I checked the unit of work and entities are accumulated in it, but how is this possible after $this->em->clear() ?
The thing is that when we get a repository:
$repo = $this->em->getRepository(SomeEntity::class);
ContainerRepositoryFactory will simply take it from the container, without taking into account the new entity manager:
https://github.com/doctrine/DoctrineBundle/blob/3.0.x/src/Repository/ContainerRepositoryFactory.php#L56
Thus, in our command we clean one entity manager, and the data is accumulated in another (the standard one from the container).

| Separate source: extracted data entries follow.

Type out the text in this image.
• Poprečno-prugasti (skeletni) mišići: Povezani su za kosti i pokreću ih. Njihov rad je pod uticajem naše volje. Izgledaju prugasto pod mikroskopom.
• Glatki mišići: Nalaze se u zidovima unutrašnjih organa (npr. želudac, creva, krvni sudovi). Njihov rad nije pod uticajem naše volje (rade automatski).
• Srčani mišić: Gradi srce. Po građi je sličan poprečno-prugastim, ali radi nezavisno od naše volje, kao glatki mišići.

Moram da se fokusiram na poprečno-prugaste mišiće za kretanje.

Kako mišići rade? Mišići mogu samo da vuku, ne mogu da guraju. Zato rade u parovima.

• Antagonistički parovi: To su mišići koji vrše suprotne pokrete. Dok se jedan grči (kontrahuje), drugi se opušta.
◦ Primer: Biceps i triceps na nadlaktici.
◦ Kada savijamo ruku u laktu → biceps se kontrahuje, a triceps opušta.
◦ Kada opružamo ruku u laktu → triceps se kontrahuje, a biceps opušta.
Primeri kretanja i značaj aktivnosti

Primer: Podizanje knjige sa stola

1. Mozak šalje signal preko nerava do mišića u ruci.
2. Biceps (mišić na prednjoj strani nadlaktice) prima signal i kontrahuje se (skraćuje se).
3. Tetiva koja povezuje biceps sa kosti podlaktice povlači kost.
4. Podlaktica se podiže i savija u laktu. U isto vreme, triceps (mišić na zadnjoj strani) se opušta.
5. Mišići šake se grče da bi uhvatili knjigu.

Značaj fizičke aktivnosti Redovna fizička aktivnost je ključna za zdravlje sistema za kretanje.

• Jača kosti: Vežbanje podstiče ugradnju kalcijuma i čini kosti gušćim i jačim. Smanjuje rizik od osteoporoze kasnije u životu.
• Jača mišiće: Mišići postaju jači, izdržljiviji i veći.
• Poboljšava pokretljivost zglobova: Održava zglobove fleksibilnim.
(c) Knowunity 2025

Well, this is a very non-obvious situation when using:
$this->em->getRepository(SomeEntity::class);
as a result, you are working with a different repository.
The problem is further aggravated by the fact that when receiving a repository from the factory:
$repository = $this->container->get($customRepositoryName);
We don't have an open interface to replace the entity manager.